I was reading Kenneth Burke's essay on Hitler's Mein Kampf when the news about Charlottesville came through. Yes, this nearly 80-year old essay is timely, very timely. My advice is: read it. I will mention a few highlights here but first I want to repeat something I mentioned earlier about Burke's method.  Unlike Vivas, Burke examined Hitler's testament carefully, "that we may know, with greater accuracy, exactly what to guard against, if we are to forestall the concocting of similar medicine in America."

So, "What are we to learn from Hitler's book? For one thing, I believe that he has shown, to a very disturbing degree, the power of endless repetition." This is not to say that repetition per se is necessarily bad, only that it is effective and necessary. Effective and necessary. A second lesson exposes the strategic function of the "provocative remark." This tactic might sound familiar:
Hitler also tells of his technique in speaking, once the Nazi party had become effectively organized, and had its army of guards, or bouncers, to maltreat hecklers and throw them from the hall. He would, he recounts, fill his speech with provocative remarks, whereat his bouncers would promptly swoop down in flying formation, with swinging fists, upon anyone whom these provocative remarks provoked to answer. The efficiency of Hitlerism is the efficiency of the one voice, implemented throughout a total organization. The trinity of government which he finally offers is: popularity of the leader, force to back the popularity, and popularity and force maintained together long enough to become backed by a tradition. Is such thinking spontaneous or deliberate—or is it not rather both?

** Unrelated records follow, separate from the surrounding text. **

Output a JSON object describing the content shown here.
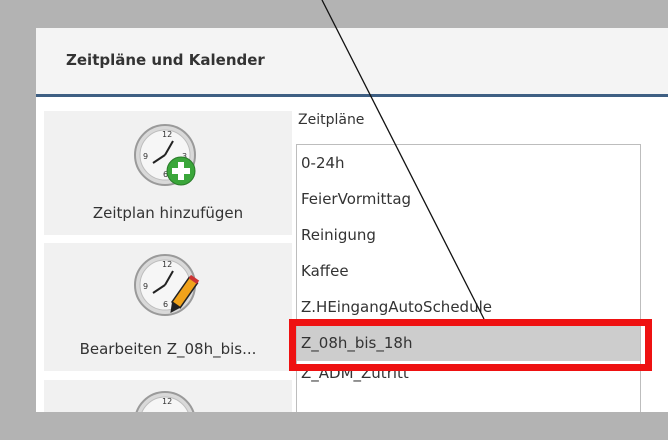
{
  "panel": {
    "title": "Zeitpläne und Kalender"
  },
  "sidebar": {
    "items": [
      {
        "label": "Zeitplan hinzufügen",
        "icon": "clock-add-icon"
      },
      {
        "label": "Bearbeiten Z_08h_bis...",
        "icon": "clock-edit-icon"
      },
      {
        "label": "",
        "icon": "clock-icon"
      }
    ]
  },
  "schedules": {
    "label": "Zeitpläne",
    "items": [
      {
        "name": "0-24h",
        "selected": false
      },
      {
        "name": "FeierVormittag",
        "selected": false
      },
      {
        "name": "Reinigung",
        "selected": false
      },
      {
        "name": "Kaffee",
        "selected": false
      },
      {
        "name": "Z.HEingangAutoSchedule",
        "selected": false
      },
      {
        "name": "Z_08h_bis_18h",
        "selected": true
      },
      {
        "name": "Z_ADM_Zutritt",
        "selected": false
      }
    ]
  },
  "annotation": {
    "highlight_color": "#ee1111",
    "arrow_color": "#111111"
  },
  "colors": {
    "background": "#b3b3b3",
    "header_rule": "#3e5f83",
    "selected_row": "#cdcdcd"
  }
}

There is a passage where Burke questioned whether Hitler's use of antisemitism as a "unifying devil-function" was a "purely calculating act." He came to the conclusion it was not and illustrated that with a lengthy passage that demonstrates the futility of "winning" an argument:
One passage in particular gives you reason, reading between the lines, to believe that the dialecticians of the class struggle, in their skill at blasting his muddled speculations, put him into a state of uncertainty that was finally "solved" by rage...
Hitler's account of his struggle between "reason" and his "heart" prompted Burke to observe, " that those who attack Hitlerism as a cult of the irrational should emend their statements to this extent: irrational it is, but it is carried on under the slogan of 'Reason.'" There's that word 'reason' again.

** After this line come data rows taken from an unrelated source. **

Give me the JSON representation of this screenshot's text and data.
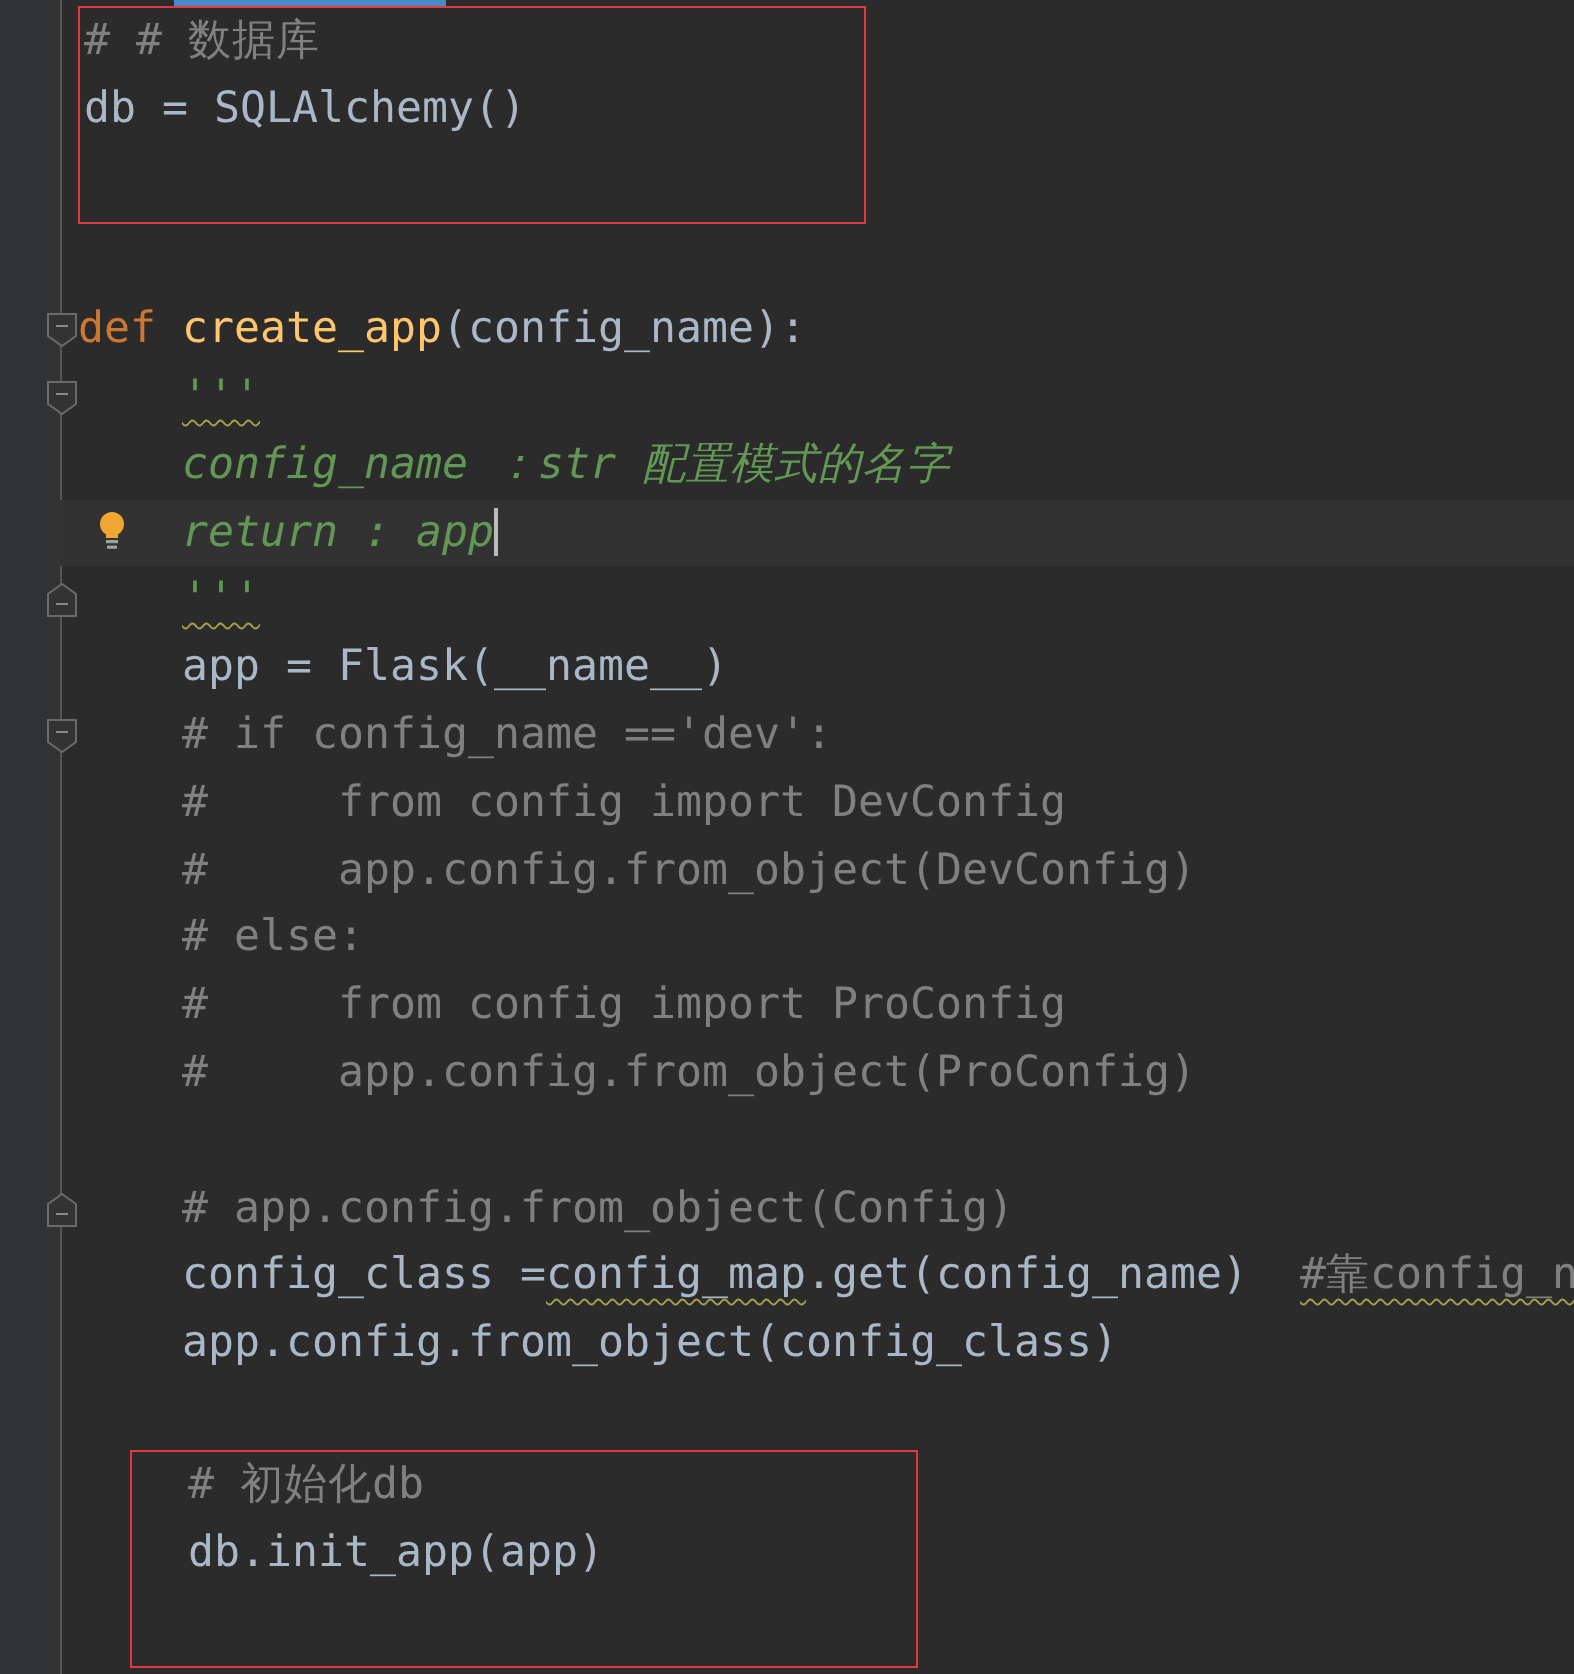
{
  "editor": {
    "active_tab_indicator": true,
    "blocks": [
      {
        "boxed": true,
        "lines": [
          {
            "kind": "code",
            "tokens": [
              {
                "text": "# # 数据库",
                "kind": "comment"
              }
            ]
          },
          {
            "kind": "code",
            "tokens": [
              {
                "text": "db = SQLAlchemy()",
                "kind": "plain"
              }
            ]
          },
          {
            "kind": "blank"
          }
        ]
      },
      {
        "boxed": false,
        "lines": [
          {
            "kind": "blank"
          },
          {
            "kind": "code",
            "fold_start": true,
            "tokens": [
              {
                "text": "def",
                "kind": "keyword"
              },
              {
                "text": " create_app",
                "kind": "function"
              },
              {
                "text": "(config_name):",
                "kind": "plain"
              }
            ]
          },
          {
            "kind": "code",
            "fold_start": true,
            "tokens": [
              {
                "text": "    '''",
                "kind": "docstring",
                "squiggly": true
              }
            ]
          },
          {
            "kind": "code",
            "tokens": [
              {
                "text": "    config_name ：str 配置模式的名字",
                "kind": "docstring"
              }
            ]
          },
          {
            "kind": "code",
            "current": true,
            "bulb": true,
            "caret": true,
            "tokens": [
              {
                "text": "    return : app",
                "kind": "docstring"
              }
            ]
          },
          {
            "kind": "code",
            "fold_end": true,
            "tokens": [
              {
                "text": "    '''",
                "kind": "docstring",
                "squiggly": true
              }
            ]
          },
          {
            "kind": "code",
            "tokens": [
              {
                "text": "    app = Flask(__name__)",
                "kind": "plain"
              }
            ]
          },
          {
            "kind": "code",
            "fold_start": true,
            "tokens": [
              {
                "text": "    # if config_name =='dev':",
                "kind": "comment"
              }
            ]
          },
          {
            "kind": "code",
            "tokens": [
              {
                "text": "    #     from config import DevConfig",
                "kind": "comment"
              }
            ]
          },
          {
            "kind": "code",
            "tokens": [
              {
                "text": "    #     app.config.from_object(DevConfig)",
                "kind": "comment"
              }
            ]
          },
          {
            "kind": "code",
            "tokens": [
              {
                "text": "    # else:",
                "kind": "comment"
              }
            ]
          },
          {
            "kind": "code",
            "tokens": [
              {
                "text": "    #     from config import ProConfig",
                "kind": "comment"
              }
            ]
          },
          {
            "kind": "code",
            "tokens": [
              {
                "text": "    #     app.config.from_object(ProConfig)",
                "kind": "comment"
              }
            ]
          },
          {
            "kind": "blank"
          },
          {
            "kind": "code",
            "fold_end": true,
            "tokens": [
              {
                "text": "    # app.config.from_object(Config)",
                "kind": "comment"
              }
            ]
          },
          {
            "kind": "code",
            "tokens": [
              {
                "text": "    config_class =",
                "kind": "plain"
              },
              {
                "text": "config_map",
                "kind": "plain",
                "squiggly": true
              },
              {
                "text": ".get(config_name)  ",
                "kind": "plain"
              },
              {
                "text": "#靠config_n",
                "kind": "comment",
                "squiggly": true
              }
            ]
          },
          {
            "kind": "code",
            "tokens": [
              {
                "text": "    app.config.from_object(config_class)",
                "kind": "plain"
              }
            ]
          },
          {
            "kind": "blank"
          }
        ]
      },
      {
        "boxed": true,
        "lines": [
          {
            "kind": "code",
            "tokens": [
              {
                "text": "    # 初始化db",
                "kind": "comment"
              }
            ]
          },
          {
            "kind": "code",
            "tokens": [
              {
                "text": "    db.init_app(app)",
                "kind": "plain"
              }
            ]
          },
          {
            "kind": "blank"
          }
        ]
      }
    ]
  }
}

Burke concluded his essay with a summary of the "basic Nazi trick: the 'curative' unification by a fictitious devil-function, gradually made convincing by the sloganizing repetitiousness of standard advertising technique." Political correctness, anyone? Burke suggested that this trick may have a root in a basic human need, "It may well be that people, in their human frailty, require an enemy as well as a goal." There was both a religious and an economic dimension to Burke's conclusions:
Hitler appeals by relying upon a bastardization of fundamentally religious patterns of thought. In this, if properly presented, there is no slight to religion. There is nothing in religion proper that requires a fascist state. There is much in religion, when misused, that does lead to a fascist state. ... And it is the corruptors of religion who are a major menace to the world today, in giving the profound patterns of religious thought a crude and sinister distortion.
Referring to the economic dislocations that arose out of the First World War:
Hence, here too there are the resentments that go with frustration of men’s ability to work and earn. At that point a certain kind of industrial or financial monopolist may, annoyed by the contrary voices of our parliament, wish for the momentary peace of one voice, amplified by social organizations, with all the others not merely quieted, but given the quietus. So he might, under Nazi promptings, be tempted to back a group of gangsters who, on becoming the political rulers of the state, would protect him against the necessary demands of the workers. His gangsters, then, would be his insurance against his workers. But who would be his insurance against his gangsters?